Often well qualified individuals at the beginning or the zenith of their careers, UN Volunteers bring much needed skills, experience and energy to our public health work around the world, particularly in country offices, by augmenting surge capacity during an emergency, or by doing a lot of the ground work in more stable settings.
I have faith that volunteerism is an effective way to bring social change, be it to reduce inequalities in health care or to contribute to improving the quality of life for people through effective contribution of skills, knowledge and time. --Faisal Shaikh, UN Volunteer Technical Officer, Mauritius
In Lao PDR, Silvia Illescas (Venezuela) serves as UN Volunteer Health Advocacy and Coordination Officer, bolstering the WHO fight against HIV, tuberculosis and malaria.
Silvia coordinates contributions from various organizations, including the government, the private sector, international organizations, civil society and communities living with these diseases to ensure that everyone’s views are heard and that stakeholders work together to ensure a healthy life for all citizens of Lao PDR.
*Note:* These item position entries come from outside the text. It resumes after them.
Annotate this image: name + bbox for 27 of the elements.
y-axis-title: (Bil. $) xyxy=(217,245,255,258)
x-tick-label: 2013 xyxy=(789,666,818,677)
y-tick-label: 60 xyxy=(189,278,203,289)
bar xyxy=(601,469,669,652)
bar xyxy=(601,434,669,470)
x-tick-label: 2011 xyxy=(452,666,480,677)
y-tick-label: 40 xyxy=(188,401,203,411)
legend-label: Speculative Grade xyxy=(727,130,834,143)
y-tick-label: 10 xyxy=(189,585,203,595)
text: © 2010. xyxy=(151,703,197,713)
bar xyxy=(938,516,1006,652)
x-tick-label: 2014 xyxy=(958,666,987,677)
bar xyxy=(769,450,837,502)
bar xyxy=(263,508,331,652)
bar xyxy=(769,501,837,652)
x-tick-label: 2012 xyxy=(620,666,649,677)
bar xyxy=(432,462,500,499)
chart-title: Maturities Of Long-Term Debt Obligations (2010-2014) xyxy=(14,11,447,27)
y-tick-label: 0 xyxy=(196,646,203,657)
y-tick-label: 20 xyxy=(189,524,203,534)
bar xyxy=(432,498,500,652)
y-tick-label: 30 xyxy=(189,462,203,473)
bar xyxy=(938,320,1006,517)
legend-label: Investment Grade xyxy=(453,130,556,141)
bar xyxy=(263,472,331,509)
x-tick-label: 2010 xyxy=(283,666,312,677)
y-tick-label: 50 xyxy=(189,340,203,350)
When I hear stories of the hard-fought struggles and triumphs [of the most vulnerable groups], I cannot help but be inspired by their strength. –Silvia Illescas, UN Volunteer Health Advocacy and Coordination Officer, Lao PDR
Catalin Bercaru (Romania) joined WHO in Bangladesh as an international UN Volunteer in media and communications in May 2017. Since September 2017, he has been documenting WHO’s emergency response in Bangladesh’s Cox’s Bazar area.
My role is to highlight WHO’s hard work but also to raise awareness among people about vaccination, sanitation and other health related issues that require a positive approach from the population. -- Catalin Bercaru, Media and Communications Officer, Bangladesh
With the exodus of well over 600,000 people from Myanmar, Catalin has been reporting on the work of WHO teams delivering critical health services to vulnerable populations and supporting partners in the field.